The -251T allele of the interleukin-8 promoter is associated with increased risk of gastric carcinoma featuring diffuse-type histopathology in Chinese population

Purpose: Persistent interleukin-8 (IL-8) production contributes to chronic inflammation of the stomach. The proinflammatory IL-1β polymorphisms, which enhance the cytokine production, are associated with increased risk of gastric cancer. The -251A/T polymorphism of the IL-8 promoter is involved in several human diseases. Particularly, the -251A is associated with decreased risk of colorectal cancer. We aimed to determine whether the -251 allele resulting in high IL-8 expression was associated with increased risk of gastric carcinoma. Experimental Design: The -251A/T promoters were cloned and analyzed by luciferase assay.
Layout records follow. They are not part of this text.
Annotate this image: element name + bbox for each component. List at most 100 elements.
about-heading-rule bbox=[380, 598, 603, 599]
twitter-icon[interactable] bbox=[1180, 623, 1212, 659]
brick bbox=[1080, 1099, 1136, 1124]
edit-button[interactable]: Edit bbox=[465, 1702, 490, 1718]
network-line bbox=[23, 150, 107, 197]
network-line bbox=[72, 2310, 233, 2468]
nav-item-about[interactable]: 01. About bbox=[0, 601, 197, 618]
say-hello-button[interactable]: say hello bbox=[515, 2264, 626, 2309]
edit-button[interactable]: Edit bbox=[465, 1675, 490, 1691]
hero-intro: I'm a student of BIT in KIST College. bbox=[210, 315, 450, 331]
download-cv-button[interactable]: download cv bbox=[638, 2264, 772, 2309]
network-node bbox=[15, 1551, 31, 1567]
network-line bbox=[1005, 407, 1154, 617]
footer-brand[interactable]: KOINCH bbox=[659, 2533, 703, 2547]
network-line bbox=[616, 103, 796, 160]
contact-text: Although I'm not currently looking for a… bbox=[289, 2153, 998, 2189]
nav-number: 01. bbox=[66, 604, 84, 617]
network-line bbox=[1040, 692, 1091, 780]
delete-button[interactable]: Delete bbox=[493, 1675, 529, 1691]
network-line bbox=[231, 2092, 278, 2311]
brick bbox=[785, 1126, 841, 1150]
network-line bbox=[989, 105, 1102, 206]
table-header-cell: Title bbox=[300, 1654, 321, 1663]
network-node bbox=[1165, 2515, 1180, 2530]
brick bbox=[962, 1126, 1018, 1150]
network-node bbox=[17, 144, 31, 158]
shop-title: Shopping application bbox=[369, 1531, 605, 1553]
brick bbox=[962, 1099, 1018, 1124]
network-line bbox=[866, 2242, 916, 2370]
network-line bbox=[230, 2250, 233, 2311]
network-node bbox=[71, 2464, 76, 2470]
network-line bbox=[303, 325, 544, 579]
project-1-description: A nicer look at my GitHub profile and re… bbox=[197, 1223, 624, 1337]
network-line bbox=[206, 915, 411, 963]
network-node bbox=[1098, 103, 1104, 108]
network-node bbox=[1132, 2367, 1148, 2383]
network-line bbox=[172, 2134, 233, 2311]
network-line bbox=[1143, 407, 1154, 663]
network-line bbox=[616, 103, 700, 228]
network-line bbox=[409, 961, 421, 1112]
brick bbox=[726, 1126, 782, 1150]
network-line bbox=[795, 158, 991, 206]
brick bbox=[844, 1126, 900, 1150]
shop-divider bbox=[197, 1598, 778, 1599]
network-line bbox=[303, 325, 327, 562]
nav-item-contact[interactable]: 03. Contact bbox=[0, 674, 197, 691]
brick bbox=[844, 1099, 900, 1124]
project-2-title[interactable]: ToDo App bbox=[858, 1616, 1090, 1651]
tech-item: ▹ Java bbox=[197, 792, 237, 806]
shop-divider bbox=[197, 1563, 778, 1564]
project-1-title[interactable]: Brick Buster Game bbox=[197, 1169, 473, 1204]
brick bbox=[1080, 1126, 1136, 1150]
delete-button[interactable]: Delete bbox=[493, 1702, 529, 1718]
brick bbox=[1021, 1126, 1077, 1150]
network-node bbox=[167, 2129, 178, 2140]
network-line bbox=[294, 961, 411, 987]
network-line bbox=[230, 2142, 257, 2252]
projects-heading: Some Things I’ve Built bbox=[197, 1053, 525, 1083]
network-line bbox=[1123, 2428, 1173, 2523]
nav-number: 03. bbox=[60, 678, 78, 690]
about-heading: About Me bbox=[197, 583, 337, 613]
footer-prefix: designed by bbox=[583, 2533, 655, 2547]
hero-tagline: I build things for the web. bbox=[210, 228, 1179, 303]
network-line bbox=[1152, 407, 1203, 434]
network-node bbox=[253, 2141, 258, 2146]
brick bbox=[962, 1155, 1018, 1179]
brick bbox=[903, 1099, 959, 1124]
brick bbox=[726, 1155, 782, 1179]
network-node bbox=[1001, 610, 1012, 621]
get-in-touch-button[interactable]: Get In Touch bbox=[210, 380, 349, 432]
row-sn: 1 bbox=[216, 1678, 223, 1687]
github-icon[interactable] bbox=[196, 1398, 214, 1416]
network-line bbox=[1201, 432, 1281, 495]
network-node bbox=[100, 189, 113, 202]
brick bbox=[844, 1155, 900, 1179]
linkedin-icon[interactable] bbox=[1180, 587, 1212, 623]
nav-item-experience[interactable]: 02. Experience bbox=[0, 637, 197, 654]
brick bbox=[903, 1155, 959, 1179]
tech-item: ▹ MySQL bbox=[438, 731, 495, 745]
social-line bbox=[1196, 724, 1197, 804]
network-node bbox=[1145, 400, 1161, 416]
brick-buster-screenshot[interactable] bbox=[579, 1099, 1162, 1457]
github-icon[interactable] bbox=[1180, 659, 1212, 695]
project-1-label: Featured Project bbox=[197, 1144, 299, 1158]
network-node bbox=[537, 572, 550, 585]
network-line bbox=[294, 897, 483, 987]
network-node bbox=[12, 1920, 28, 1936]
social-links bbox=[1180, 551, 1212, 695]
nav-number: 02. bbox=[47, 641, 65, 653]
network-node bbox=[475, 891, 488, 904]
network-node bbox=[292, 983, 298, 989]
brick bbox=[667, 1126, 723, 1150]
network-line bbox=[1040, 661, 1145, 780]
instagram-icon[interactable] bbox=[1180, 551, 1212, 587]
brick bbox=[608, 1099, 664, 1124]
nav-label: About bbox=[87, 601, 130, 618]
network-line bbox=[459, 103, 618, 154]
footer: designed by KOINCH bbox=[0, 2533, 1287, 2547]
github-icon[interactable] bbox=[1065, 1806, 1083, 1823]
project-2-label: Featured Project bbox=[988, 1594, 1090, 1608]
Binding of nuclear proteins to the -251A/T promoters was analyzed by electrophoretic mobility shift assay. The-251A/T promoters were differentiated by PCR-RFLP. Comparison of gastric cancer risk between the -251A/T promoters was done by a case-control study. Results: The -251T allele possessed transcriptional activity 2- to 5-fold stronger than the -251A counterpart. Electrophoretic mobility shift assay showed that the -251A promoter had strong ability to bind to an unknown protein or multiprotein complex. The -251T allele was associated with increased risk of noncardia (P_trend = 0.012) and cardia (P_trend = 0.029) carcinomas. Gastric carcinoma patients with the low-risk AA genotype had a tendency to sustain intestinal-type carcinomas (χ² = 6.816; P = 0.033); however, the high-risk -251T allele was associated with >2-fold increased risk of diffuse-type (A A versus AT + TT: odds ratio, 2.52; 95% confidence interval, 1.16-5.49; P = 0.017) and mixed-type (AA versus AT + TT: odds ratio, 2.22; 95% confidence interval, 1.12-4.40; P = 0.019) carcinomas. Conclusions: The IL-8 -251T allele is significantly associated with increased risk of gastric carcinoma, particularly the diffuse and mixed types in Chinese population.